Parmi les ministres qui n'ont pas démissionné figurent Liz Truss, chef de la diplomatie britannique et l'un des principaux candidats à la succession de Johnson, Ben Wallace, ministre de la Défense, Priti Patel, ministre de l'Intérieur, et Nadine Dorries, ministre de la Culture.
Le nombre élevé de démissions au sein du gouvernement britannique intervient un mois après une motion de censure contre Jonhson par le secteur le plus critique des Tories, dans laquelle 41% des législateurs de son propre parti ont voté contre lui.
D'autre part, l'affaire Pincher s'ajoute à d'autres scandales impliquant le Premier ministre, comme le "Partygate", les fêtes organisées par Johnson et d'autres fonctionnaires à Downing Street en pleine réclusion due à la pandémie de coronavirus.

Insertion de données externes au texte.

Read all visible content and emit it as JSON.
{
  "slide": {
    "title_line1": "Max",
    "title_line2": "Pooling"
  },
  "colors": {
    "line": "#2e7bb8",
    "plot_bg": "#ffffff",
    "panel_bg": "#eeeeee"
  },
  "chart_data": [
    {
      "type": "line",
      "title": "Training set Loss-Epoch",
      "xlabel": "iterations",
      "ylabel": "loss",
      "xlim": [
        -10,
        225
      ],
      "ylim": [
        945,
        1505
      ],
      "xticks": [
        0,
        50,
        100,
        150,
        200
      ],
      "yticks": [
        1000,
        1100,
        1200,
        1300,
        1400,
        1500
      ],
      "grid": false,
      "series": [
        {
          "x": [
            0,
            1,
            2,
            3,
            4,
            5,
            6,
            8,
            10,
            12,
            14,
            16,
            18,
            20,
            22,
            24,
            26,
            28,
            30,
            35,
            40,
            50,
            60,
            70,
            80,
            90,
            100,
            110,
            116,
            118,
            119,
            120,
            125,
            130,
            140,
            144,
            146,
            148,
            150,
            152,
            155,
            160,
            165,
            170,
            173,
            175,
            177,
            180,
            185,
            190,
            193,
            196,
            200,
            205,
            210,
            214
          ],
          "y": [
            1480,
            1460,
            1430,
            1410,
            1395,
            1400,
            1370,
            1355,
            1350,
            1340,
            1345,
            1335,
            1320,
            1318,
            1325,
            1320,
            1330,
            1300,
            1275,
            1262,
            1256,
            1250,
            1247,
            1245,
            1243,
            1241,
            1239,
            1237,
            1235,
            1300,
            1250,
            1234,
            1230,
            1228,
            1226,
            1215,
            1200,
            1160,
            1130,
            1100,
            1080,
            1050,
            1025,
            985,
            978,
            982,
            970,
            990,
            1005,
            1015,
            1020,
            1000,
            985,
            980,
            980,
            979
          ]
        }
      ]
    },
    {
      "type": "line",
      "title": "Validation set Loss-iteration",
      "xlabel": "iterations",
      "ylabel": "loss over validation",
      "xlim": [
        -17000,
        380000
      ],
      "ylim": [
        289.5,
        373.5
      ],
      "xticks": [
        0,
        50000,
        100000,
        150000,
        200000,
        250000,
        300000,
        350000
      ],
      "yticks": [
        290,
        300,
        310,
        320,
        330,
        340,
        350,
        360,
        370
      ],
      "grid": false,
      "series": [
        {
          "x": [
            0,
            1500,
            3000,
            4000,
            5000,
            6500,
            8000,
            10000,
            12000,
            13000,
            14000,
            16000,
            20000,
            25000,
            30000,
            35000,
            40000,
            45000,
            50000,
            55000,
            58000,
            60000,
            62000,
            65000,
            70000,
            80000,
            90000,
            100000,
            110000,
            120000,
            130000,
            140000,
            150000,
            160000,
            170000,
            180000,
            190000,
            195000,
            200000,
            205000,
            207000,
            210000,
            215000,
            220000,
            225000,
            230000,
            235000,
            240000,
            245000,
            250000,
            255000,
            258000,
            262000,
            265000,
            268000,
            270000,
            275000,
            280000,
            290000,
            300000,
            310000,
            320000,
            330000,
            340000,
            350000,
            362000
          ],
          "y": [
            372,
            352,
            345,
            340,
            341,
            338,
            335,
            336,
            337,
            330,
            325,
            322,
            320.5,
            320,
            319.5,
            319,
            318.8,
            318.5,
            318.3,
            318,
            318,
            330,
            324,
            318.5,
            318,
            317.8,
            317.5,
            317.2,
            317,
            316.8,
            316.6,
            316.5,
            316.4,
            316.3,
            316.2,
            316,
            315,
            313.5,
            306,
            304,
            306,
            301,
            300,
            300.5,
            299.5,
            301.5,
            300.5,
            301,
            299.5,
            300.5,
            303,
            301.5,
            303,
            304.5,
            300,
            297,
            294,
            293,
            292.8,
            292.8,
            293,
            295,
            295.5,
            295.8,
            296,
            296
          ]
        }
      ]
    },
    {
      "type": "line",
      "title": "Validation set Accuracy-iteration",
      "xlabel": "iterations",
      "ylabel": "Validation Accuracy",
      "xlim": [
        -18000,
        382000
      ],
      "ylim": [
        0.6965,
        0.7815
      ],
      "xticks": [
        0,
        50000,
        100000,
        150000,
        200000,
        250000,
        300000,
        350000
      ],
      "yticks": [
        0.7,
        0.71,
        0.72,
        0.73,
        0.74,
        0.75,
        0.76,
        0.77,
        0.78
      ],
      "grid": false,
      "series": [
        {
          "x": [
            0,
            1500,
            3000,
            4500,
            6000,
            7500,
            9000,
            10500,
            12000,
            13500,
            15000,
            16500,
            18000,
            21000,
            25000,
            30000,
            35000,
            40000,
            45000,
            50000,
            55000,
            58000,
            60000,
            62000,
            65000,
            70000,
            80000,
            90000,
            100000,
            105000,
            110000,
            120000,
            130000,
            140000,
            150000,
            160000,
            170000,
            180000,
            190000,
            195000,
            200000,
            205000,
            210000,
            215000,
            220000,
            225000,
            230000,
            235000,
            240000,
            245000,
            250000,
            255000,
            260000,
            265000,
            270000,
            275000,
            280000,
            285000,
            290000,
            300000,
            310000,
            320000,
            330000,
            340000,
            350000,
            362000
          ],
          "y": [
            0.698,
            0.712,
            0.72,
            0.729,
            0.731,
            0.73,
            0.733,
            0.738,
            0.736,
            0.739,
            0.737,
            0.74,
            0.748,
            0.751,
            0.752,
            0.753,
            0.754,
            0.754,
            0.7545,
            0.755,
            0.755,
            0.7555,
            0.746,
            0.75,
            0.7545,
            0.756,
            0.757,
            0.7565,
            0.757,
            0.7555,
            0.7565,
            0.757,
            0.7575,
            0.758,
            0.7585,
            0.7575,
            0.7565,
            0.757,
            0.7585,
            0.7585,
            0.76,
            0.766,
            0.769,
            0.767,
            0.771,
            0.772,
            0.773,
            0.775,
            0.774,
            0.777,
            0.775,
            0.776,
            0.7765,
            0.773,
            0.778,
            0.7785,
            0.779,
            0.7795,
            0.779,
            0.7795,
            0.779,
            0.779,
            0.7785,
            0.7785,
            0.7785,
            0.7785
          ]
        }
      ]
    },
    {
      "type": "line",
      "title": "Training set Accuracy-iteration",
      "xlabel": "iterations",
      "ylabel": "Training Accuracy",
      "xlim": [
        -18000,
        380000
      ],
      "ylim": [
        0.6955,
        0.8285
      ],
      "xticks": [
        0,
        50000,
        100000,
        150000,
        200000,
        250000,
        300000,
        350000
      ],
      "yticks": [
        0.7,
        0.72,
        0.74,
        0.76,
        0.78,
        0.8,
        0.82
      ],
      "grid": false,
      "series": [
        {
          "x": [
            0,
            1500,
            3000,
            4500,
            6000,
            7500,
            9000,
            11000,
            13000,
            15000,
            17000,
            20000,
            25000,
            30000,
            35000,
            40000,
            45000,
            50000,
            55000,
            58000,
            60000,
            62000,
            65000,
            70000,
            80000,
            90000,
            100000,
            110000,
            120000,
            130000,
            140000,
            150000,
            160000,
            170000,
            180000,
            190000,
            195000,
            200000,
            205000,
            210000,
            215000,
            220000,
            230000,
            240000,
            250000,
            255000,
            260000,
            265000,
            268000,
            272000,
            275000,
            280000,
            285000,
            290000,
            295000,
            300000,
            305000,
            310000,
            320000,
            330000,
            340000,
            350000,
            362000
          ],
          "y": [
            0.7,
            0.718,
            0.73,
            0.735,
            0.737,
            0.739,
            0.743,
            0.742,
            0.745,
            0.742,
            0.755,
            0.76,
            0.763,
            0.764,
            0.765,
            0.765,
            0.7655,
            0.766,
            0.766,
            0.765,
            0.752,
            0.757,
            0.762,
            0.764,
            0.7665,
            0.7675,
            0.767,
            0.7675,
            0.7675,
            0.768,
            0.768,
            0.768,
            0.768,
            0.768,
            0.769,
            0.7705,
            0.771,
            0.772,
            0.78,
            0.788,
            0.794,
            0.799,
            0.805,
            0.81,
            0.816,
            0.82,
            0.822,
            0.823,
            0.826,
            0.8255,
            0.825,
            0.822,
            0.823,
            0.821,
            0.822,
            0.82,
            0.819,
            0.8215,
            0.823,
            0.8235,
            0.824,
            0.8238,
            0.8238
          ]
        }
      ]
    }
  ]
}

La monnaie britannique a progressé de 0,6% à 1,1994 dollar après plusieurs jours de baisse. La livre sterling a réalisé quelques gains le matin même où les médias britanniques ont rapporté que la démission de Johnson était imminente. Par rapport à l'euro, la monnaie a atteint 85,11 pence, un sommet de trois semaines.
"Nous pouvons nous attendre à un certain soulagement du prix de la monnaie britannique au fur et à mesure que les détails des plans de Johnson sont annoncés. Les marchés financiers préfèrent la certitude", a déclaré Mike Owens, responsable des ventes mondiales chez Saxo Markets, cité par Reuters.
Le dirigeant britannique est en poste depuis deux ans et 348 jours, soit encore moins de temps que Theresa May, une ancienne Première ministre qui a également choisi de se retirer. La décision de Johnson le place parmi les quatre Premiers ministres britanniques dont le mandat au 10 Downing Street a été le plus court de l'après-guerre.
Selon le Telegraph, après Johnson se trouvent Gordon Brown (2 ans et 329 jours), Anthony Eden (1 an et 279 jours) et Alec Douglas-Home (364 jours). À l'autre extrême, on trouve Tony Blair et Margaret Thatcher. L'ancien leader travailliste a passé une décennie au pouvoir, tandis que la "Dame de fer" a passé plus de 11 ans à la tête du gouvernement britannique.